Renewed friendship: Bheki Mvovo of the Friends of Cuba Society and Dr Heidi Grunebaum of the Centre for African Studies share their views with Cuban ambassador, Angel Villa.
Cuba has had links with Africa for many years, yet it seems there are a lot of lessons that Africa, South Africa in particular, can still learn from the Caribbean country, so suggested Angel Villa, ambassador of the Republic of Cuba to South Africa.
In his lecture, Reconnecting Shared Histories: Cuba and Africa, delivered at UCT on 26 August, Villa outlined achievements in his native country that have enabled it to achieve social indicators that are on par with most first world countries, despite the long economic blockade by US and relative economic poverty.
These include, he noted, Cuba's success in eradicating the institutional and historical forms of racism (it is still proactive about addressing race issues), its collective approach in politics (described as the essential part of socialism), as well as the implementation of pro-poor policies (Cuba was declared free of illiteracy way back in 1961, among other achievements).

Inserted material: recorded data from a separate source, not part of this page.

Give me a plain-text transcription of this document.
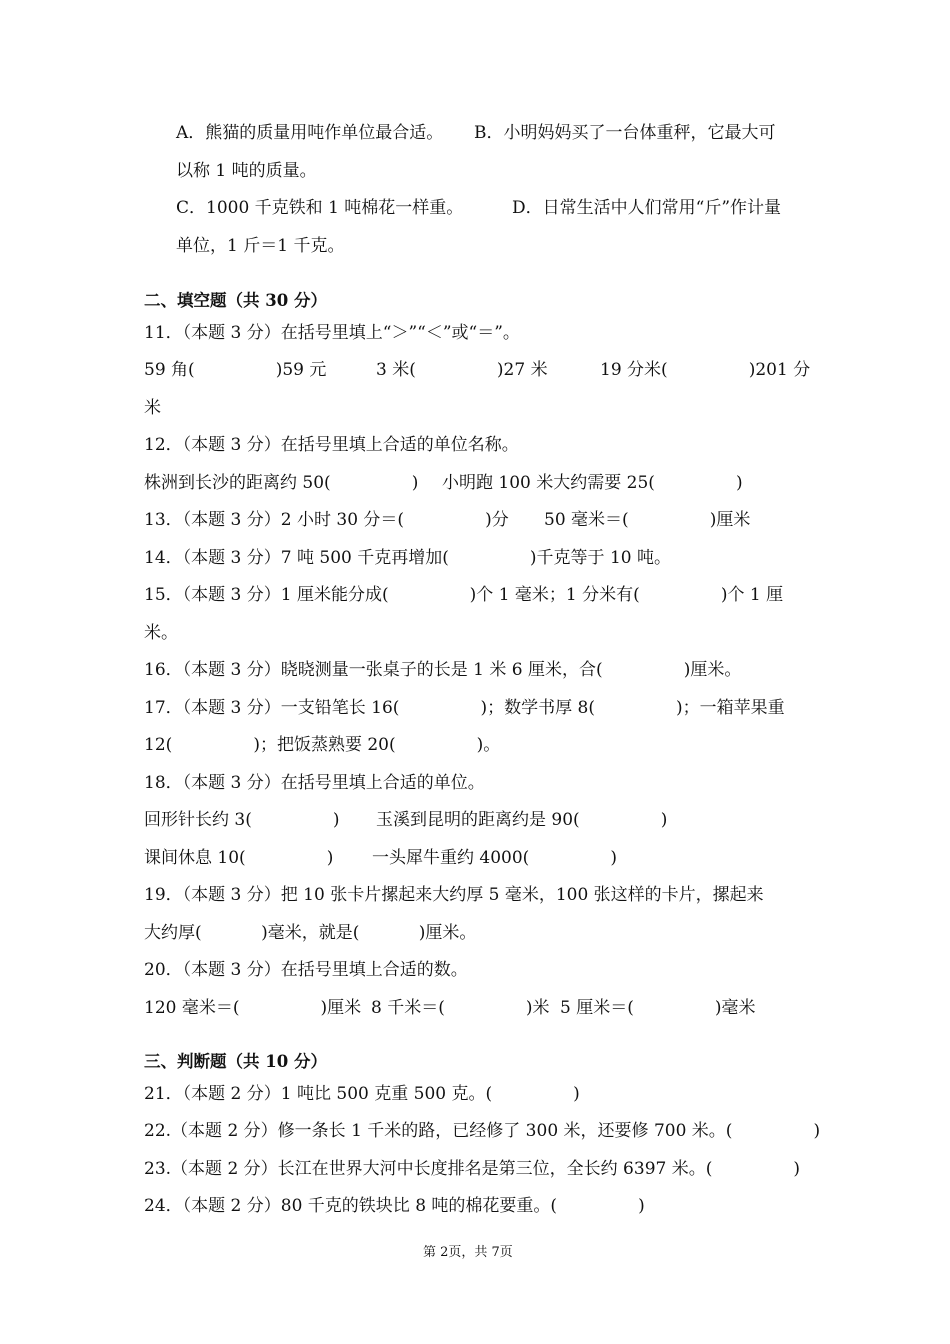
A．熊猫的质量用吨作单位最合适。 B．小明妈妈买了一台体重秤，它最大可
以称 1 吨的质量。
C．1000 千克铁和 1 吨棉花一样重。	D．日常生活中人们常用“斤”作计量
单位，1 斤＝1 千克。
二、填空题（共 30 分）
11．（本题 3 分）在括号里填上“＞”“＜”或“＝”。
59 角(               )59 元	3 米(               )27 米	19 分米(               )201 分
米
12．（本题 3 分）在括号里填上合适的单位名称。
株洲到长沙的距离约 50(               ) 小明跑 100 米大约需要 25(               )
13．（本题 3 分）2 小时 30 分＝(               )分 50 毫米＝(               )厘米
14．（本题 3 分）7 吨 500 千克再增加(               )千克等于 10 吨。
15．（本题 3 分）1 厘米能分成(               )个 1 毫米；1 分米有(               )个 1 厘
米。
16．（本题 3 分）晓晓测量一张桌子的长是 1 米 6 厘米，合(               )厘米。
17．（本题 3 分）一支铅笔长 16(               )；数学书厚 8(               )；一箱苹果重
12(               )；把饭蒸熟要 20(               )。
18．（本题 3 分）在括号里填上合适的单位。
回形针长约 3(               ) 玉溪到昆明的距离约是 90(               )
课间休息 10(               ) 一头犀牛重约 4000(               )
19．（本题 3 分）把 10 张卡片摞起来大约厚 5 毫米，100 张这样的卡片，摞起来
大约厚(           )毫米，就是(           )厘米。
20．（本题 3 分）在括号里填上合适的数。
120 毫米＝(               )厘米 8 千米＝(               )米 5 厘米＝(               )毫米
三、判断题（共 10 分）
21．（本题 2 分）1 吨比 500 克重 500 克。(               )
22.（本题 2 分）修一条长 1 千米的路，已经修了 300 米，还要修 700 米。(               )
23.（本题 2 分）长江在世界大河中长度排名是第三位，全长约 6397 米。(               )
24．（本题 2 分）80 千克的铁块比 8 吨的棉花要重。(               )
第 2页，共 7页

"Literacy is the essential human right - after obtaining education you can decide on your own, otherwise someone will tell you what to do," he explained.
Villa's talk marked the closing of the Cuban poster exhibition, Humanity Has Moved On, which chronicled the many important moments towards independence in Africa. Humanity was a collaboration between the Friends of Cuba Society (FOCUS), UCT's Centre for African Studies and Chimurenga magazine.
In his address, Villa recalled Cuba's African roots, and the country's many alliances in Africa. These collaborations had many positive results; for example, 43 000 Africans have studied in Cuba over the years, Cuban academics are teaching in medical faculties in six countries, and Cuban professionals are involved in the rebuilding of a number of African nations.
The links are of mutual benefit, Villa added, and they are still going strong.
In one case, Cuba is involved in a collaboration with South Africa and Sierra Leone to address the shortage of medical specialist in that West African nation (the country has only six such specialists).